At around line 34 you’ll see something like this:
Thanks! That was exactly what I was looking for!
It turns our really weird things happen if you create more then one queue, even if the first queue leaves scope before you make the second, it seems to mess up maybe the device selection, or other weirdness, I’m getting inconsistent error messages.
I it now works fine on:
Intel GPU
Native CPU
Host device
But still not on Nvidea, I checked the sycl file, and it does contains: unsigned char SYCL_main_cpp_bin_nvptx64[] = {…
However, running it on Nvidia result in:
D:\>"C:\Users\Jan Wilmans\source\repos\ComputeCpp SYCL C++1\x64\Release\ComputeCpp SYCL C++1.exe" 0
Allocate memory...
0) gpu: Quadro P600
Running on Quadro P600
Error: [ComputeCpp:RT0100] Failed to build program (<Build log for program 000001A8FDAB0F80 device 0 (size 65):
error : Binary format for key='0', ident='' is not recognized>)
This is a very generic error message I guess, so no idea why that is happening… however, no matter if I pass -sycl-target ptx64 or not the error message is the same, so I think its erroring out before it gets to the pointer of actually executing anything on the GPU.
ok, I figured out why this second queue was behaving different: because I was messing it up with my hacky custom_selector. I would like to know what the best way is to list all devices and select exactly one from the command line?
std::vector<device> devices;
// Get list of platforms
std::vector<platform> platforms = platform::get_platforms();
// Enumerate devices
for (unsigned int i = 0; i < platforms.size(); i++)
{
std::vector<device> plat_devices = platforms[i].get_devices();
devices.insert(devices.end(), plat_devices.begin(), plat_devices.end());
}
Then parse the int from the command line and get the device from devices array.
Testing on a different machine at work, I don’t see it either… I will try to narrow it down when I get back home, at least now I know its not the expected behavior…

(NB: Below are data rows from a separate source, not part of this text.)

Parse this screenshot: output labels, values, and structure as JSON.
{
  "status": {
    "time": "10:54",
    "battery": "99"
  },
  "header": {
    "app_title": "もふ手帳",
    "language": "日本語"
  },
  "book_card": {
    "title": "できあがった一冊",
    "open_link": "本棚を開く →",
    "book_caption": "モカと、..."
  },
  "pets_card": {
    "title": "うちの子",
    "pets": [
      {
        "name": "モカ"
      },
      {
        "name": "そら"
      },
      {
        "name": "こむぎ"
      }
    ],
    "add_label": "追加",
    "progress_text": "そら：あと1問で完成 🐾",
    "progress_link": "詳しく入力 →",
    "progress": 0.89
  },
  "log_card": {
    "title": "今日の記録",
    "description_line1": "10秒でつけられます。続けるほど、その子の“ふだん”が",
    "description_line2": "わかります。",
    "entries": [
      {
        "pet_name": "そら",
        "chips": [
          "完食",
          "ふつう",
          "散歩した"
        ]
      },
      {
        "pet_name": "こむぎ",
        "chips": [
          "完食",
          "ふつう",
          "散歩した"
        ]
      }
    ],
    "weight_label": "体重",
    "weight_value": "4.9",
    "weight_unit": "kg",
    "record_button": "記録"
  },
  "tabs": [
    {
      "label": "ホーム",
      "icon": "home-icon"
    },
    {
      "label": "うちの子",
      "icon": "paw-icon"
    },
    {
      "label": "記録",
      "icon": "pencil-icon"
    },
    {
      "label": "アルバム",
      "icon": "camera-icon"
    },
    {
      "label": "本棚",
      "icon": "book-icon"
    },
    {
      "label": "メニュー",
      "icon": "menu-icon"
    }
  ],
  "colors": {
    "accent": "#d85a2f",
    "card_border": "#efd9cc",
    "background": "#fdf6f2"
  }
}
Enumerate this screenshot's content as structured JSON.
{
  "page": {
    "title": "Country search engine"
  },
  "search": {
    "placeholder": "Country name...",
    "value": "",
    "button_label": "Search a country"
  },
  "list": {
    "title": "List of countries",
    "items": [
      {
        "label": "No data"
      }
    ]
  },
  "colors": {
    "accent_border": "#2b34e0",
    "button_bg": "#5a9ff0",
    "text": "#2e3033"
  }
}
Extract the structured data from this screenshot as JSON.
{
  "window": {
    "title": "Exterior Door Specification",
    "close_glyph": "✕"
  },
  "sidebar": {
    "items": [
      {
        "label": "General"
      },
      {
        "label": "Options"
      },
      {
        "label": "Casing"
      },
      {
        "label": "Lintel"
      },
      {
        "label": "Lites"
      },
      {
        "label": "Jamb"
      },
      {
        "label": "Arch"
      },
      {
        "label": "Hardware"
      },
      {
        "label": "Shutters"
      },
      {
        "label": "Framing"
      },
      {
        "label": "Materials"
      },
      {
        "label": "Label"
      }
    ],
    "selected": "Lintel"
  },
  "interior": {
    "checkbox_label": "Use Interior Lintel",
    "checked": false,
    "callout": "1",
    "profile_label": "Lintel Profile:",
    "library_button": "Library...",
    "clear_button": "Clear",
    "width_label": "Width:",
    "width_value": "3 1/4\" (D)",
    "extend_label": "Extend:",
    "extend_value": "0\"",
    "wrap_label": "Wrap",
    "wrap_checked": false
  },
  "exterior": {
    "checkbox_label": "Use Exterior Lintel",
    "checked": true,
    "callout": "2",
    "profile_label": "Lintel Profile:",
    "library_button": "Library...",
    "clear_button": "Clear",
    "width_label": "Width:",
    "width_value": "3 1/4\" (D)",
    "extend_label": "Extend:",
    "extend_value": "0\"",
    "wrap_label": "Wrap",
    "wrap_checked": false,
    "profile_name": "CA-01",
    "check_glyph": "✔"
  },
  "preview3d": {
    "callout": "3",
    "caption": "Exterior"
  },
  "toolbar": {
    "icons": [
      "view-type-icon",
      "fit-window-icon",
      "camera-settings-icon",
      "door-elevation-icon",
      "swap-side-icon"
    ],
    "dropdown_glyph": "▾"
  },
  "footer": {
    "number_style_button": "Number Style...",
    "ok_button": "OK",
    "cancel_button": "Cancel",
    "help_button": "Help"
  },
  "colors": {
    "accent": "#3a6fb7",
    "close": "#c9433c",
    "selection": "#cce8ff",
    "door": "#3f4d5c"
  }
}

I have come across the issue when using CMake, that default CMake behavior is to use “RelWithDebInfo” configuration when requesting Release builds. However, this triggers Debug layout for STL types, but the API types coming out of ComputeCpp are proper Debug/Release types. Trying to query for a std::vectorcl::sycl::XXX with wrong layout can result in criptic behavior. Make sure your Debug build is using the Debug ComputeCpp libraries, and Release using the Release ones.